Erstellt am 10. Januar 2018, 05:34

von Josef Rittler

Hainburg ist für Blackout gerüstet. Stadt und Feuerwehr sind in einer Telefonanlage verbunden. Gemeinde könnte im Feuerwehrhaus arbeiten.

Krisenfest im Feuerwehrhaus (v. l.): Herbert Schmid, Kommandant Christian Edlinger, Helmut Schmid und Johannes Kammlander.  |  Rittler

Die Stadtgemeinde und die Feuerwehr sind jetzt in einer Telefonanlage zusammengeschlossen und unter einer Nummer erreichbar. Der Grund: Das Feuerwehrhaus ist mit einem Notstromaggregat ausgerüstet, im Fall einer Katastrophe kann die Gemeinde also ins Feuerwehrhaus übersiedeln und dort eine Einsatzzentrale einrichten. „Wenn es einen totalen Blackout gibt, dann stehen weder Strom noch Wasser zur Verfügung. Um weiter einsatzfähig zu sein, sind wir aber auf Strom angewiesen“, erläutert Bürgermeister Helmut Schmid (VP).

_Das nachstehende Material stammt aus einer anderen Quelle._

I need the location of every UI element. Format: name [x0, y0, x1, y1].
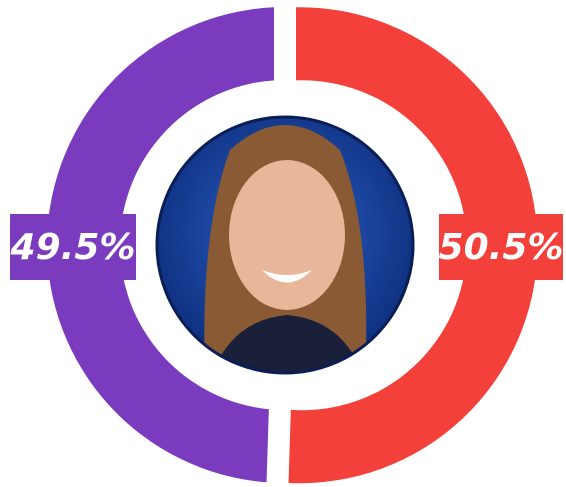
center-photo	[157, 117, 413, 380]
value-label: 49.5%	[10, 227, 136, 268]
chart: 49.5% 50.5%	[0, 0, 566, 487]
value-label: 50.5%	[439, 227, 564, 268]
face	[229, 160, 345, 310]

Als Katastrophen, die auch in der Mittelalterstadt zum Blackout führen könnten, nennt Schmid ein starkes Hochwasser, nicht ausgeschlossen werden könne auch ein „Atomunfall“ bei den Nachbarn in der Slowakei.

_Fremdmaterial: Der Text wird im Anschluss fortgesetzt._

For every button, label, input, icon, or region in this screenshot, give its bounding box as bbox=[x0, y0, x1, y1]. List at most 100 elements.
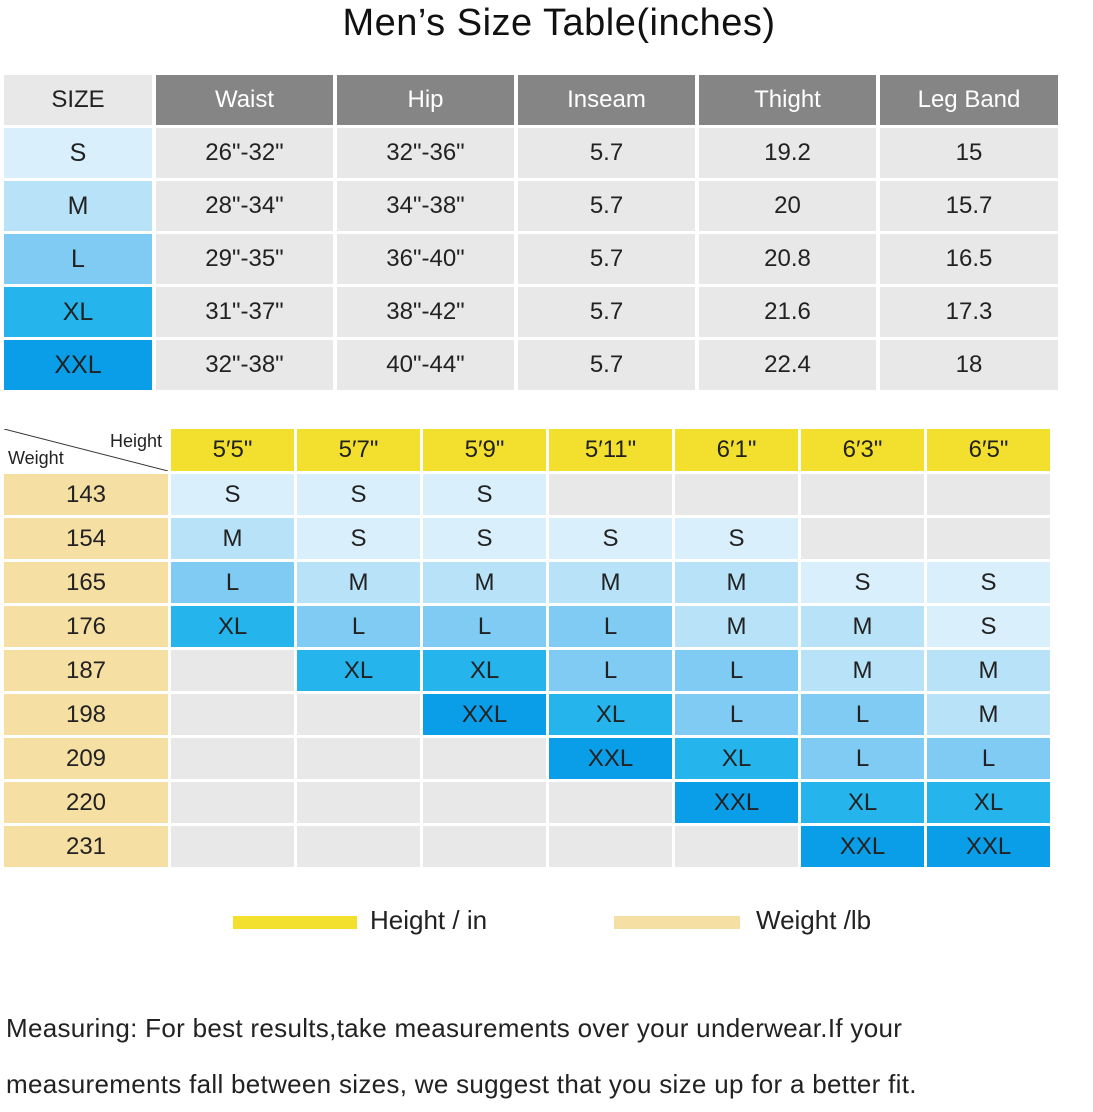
size-recommendation-cell: XXL bbox=[675, 782, 798, 823]
size-table-value-cell: 38"-42" bbox=[337, 287, 514, 337]
size-table-value-cell: 15 bbox=[880, 128, 1058, 178]
size-recommendation-cell bbox=[549, 826, 672, 867]
measuring-note-line-2: measurements fall between sizes, we sugg… bbox=[6, 1069, 917, 1099]
size-recommendation-cell bbox=[171, 694, 294, 735]
legend-weight-label: Weight /lb bbox=[756, 905, 872, 935]
size-recommendation-cell: S bbox=[927, 562, 1050, 603]
measuring-note-line-1: Measuring: For best results,take measure… bbox=[6, 1013, 903, 1043]
legend-height-label: Height / in bbox=[370, 905, 488, 935]
size-recommendation-cell bbox=[675, 826, 798, 867]
size-recommendation-cell: L bbox=[423, 606, 546, 647]
size-recommendation-cell: XL bbox=[801, 782, 924, 823]
size-table-value-cell: 20.8 bbox=[699, 234, 876, 284]
size-table-size-cell: L bbox=[4, 234, 152, 284]
size-recommendation-cell: S bbox=[675, 518, 798, 559]
height-header-cell: 6′3" bbox=[801, 429, 924, 471]
size-recommendation-cell: M bbox=[801, 606, 924, 647]
size-recommendation-cell bbox=[171, 826, 294, 867]
size-recommendation-cell: XL bbox=[297, 650, 420, 691]
size-recommendation-cell bbox=[423, 826, 546, 867]
size-recommendation-cell: L bbox=[675, 650, 798, 691]
size-recommendation-cell: XXL bbox=[549, 738, 672, 779]
size-table-value-cell: 21.6 bbox=[699, 287, 876, 337]
size-table-value-cell: 26"-32" bbox=[156, 128, 333, 178]
size-table-value-cell: 40"-44" bbox=[337, 340, 514, 390]
height-header-cell: 6′1" bbox=[675, 429, 798, 471]
size-table-value-cell: 31"-37" bbox=[156, 287, 333, 337]
size-table-value-cell: 20 bbox=[699, 181, 876, 231]
weight-row-header: 176 bbox=[4, 606, 168, 647]
weight-row-header: 143 bbox=[4, 474, 168, 515]
height-header-cell: 6′5" bbox=[927, 429, 1050, 471]
size-recommendation-cell: S bbox=[297, 518, 420, 559]
weight-row-header: 209 bbox=[4, 738, 168, 779]
corner-weight-label: Weight bbox=[8, 448, 64, 468]
size-table-value-cell: 5.7 bbox=[518, 234, 695, 284]
weight-row-header: 187 bbox=[4, 650, 168, 691]
size-recommendation-cell: XL bbox=[171, 606, 294, 647]
size-recommendation-cell bbox=[675, 474, 798, 515]
size-table-value-cell: 19.2 bbox=[699, 128, 876, 178]
size-table-header: Inseam bbox=[518, 75, 695, 125]
size-recommendation-cell bbox=[297, 694, 420, 735]
weight-row-header: 198 bbox=[4, 694, 168, 735]
page-title: Men’s Size Table(inches) bbox=[342, 2, 776, 44]
size-table-value-cell: 36"-40" bbox=[337, 234, 514, 284]
weight-row-header: 165 bbox=[4, 562, 168, 603]
legend-height-swatch bbox=[233, 916, 357, 929]
measuring-note: Measuring: For best results,take measure… bbox=[6, 1000, 1093, 1112]
size-recommendation-cell bbox=[297, 782, 420, 823]
size-table-value-cell: 5.7 bbox=[518, 128, 695, 178]
size-recommendation-cell: XL bbox=[549, 694, 672, 735]
weight-row-header: 231 bbox=[4, 826, 168, 867]
size-table-value-cell: 17.3 bbox=[880, 287, 1058, 337]
size-recommendation-cell: M bbox=[171, 518, 294, 559]
height-weight-table: Height Weight 5′5" 5′7" 5′9" 5′11" 6′1" 6′3" 6′5… bbox=[4, 429, 1050, 867]
size-recommendation-cell: XL bbox=[423, 650, 546, 691]
size-table-value-cell: 32"-36" bbox=[337, 128, 514, 178]
size-recommendation-cell: L bbox=[675, 694, 798, 735]
size-table-header: Hip bbox=[337, 75, 514, 125]
size-recommendation-cell: S bbox=[927, 606, 1050, 647]
size-table-value-cell: 16.5 bbox=[880, 234, 1058, 284]
size-recommendation-cell: S bbox=[801, 562, 924, 603]
size-recommendation-cell: M bbox=[927, 650, 1050, 691]
weight-row-header: 220 bbox=[4, 782, 168, 823]
corner-height-label: Height bbox=[109, 431, 162, 451]
size-table-value-cell: 5.7 bbox=[518, 340, 695, 390]
size-table-header: SIZE bbox=[4, 75, 152, 125]
size-recommendation-cell: S bbox=[549, 518, 672, 559]
size-table: SIZE Waist Hip Inseam Thight Leg Band S 26"-32"… bbox=[4, 75, 1058, 390]
size-recommendation-cell: XXL bbox=[927, 826, 1050, 867]
size-recommendation-cell bbox=[927, 474, 1050, 515]
size-recommendation-cell: XXL bbox=[801, 826, 924, 867]
size-recommendation-cell: S bbox=[171, 474, 294, 515]
size-table-value-cell: 29"-35" bbox=[156, 234, 333, 284]
size-recommendation-cell bbox=[801, 474, 924, 515]
size-table-value-cell: 5.7 bbox=[518, 181, 695, 231]
table-corner-header: Height Weight bbox=[4, 429, 168, 471]
size-table-value-cell: 5.7 bbox=[518, 287, 695, 337]
size-recommendation-cell: L bbox=[297, 606, 420, 647]
size-recommendation-cell bbox=[297, 738, 420, 779]
size-recommendation-cell: M bbox=[675, 562, 798, 603]
height-header-cell: 5′7" bbox=[297, 429, 420, 471]
height-header-cell: 5′11" bbox=[549, 429, 672, 471]
size-recommendation-cell: M bbox=[675, 606, 798, 647]
size-recommendation-cell bbox=[549, 474, 672, 515]
size-table-header: Leg Band bbox=[880, 75, 1058, 125]
size-recommendation-cell bbox=[171, 650, 294, 691]
size-recommendation-cell: L bbox=[171, 562, 294, 603]
size-recommendation-cell: M bbox=[801, 650, 924, 691]
size-table-value-cell: 32"-38" bbox=[156, 340, 333, 390]
size-recommendation-cell: L bbox=[801, 738, 924, 779]
size-recommendation-cell: S bbox=[297, 474, 420, 515]
size-table-size-cell: S bbox=[4, 128, 152, 178]
size-recommendation-cell bbox=[801, 518, 924, 559]
size-recommendation-cell bbox=[423, 738, 546, 779]
size-recommendation-cell bbox=[171, 782, 294, 823]
size-recommendation-cell: M bbox=[297, 562, 420, 603]
size-table-size-cell: XXL bbox=[4, 340, 152, 390]
size-recommendation-cell: M bbox=[549, 562, 672, 603]
size-table-value-cell: 18 bbox=[880, 340, 1058, 390]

Das Notstromaggregat im Feuerwehrhaus wurde schon vor Jahren angeschafft, die Einspeisung erfolgt im Haus, es ist daher netzunabhängig mindestens eine Woche versorgt. Im Feuerwehrhaus wurde auch die EDV auf den Letztstand gebracht (siehe Infobox). Die Kosten betragen 30.000 Euro.

Der Zusammenschluss sei nur ein erster Schritt, auch das gesamte Schließsystem der Räumlichkeiten der Gemeinde wurde geändert. So ist etwa auch der neue Kindercampus nur mit einem Chip-Schlüssel erreichbar. „So können wir zentral die Zugangsbereiche steuern und auch überprüfen, wer sich wann wo aufgehalten hat“, so Schmid.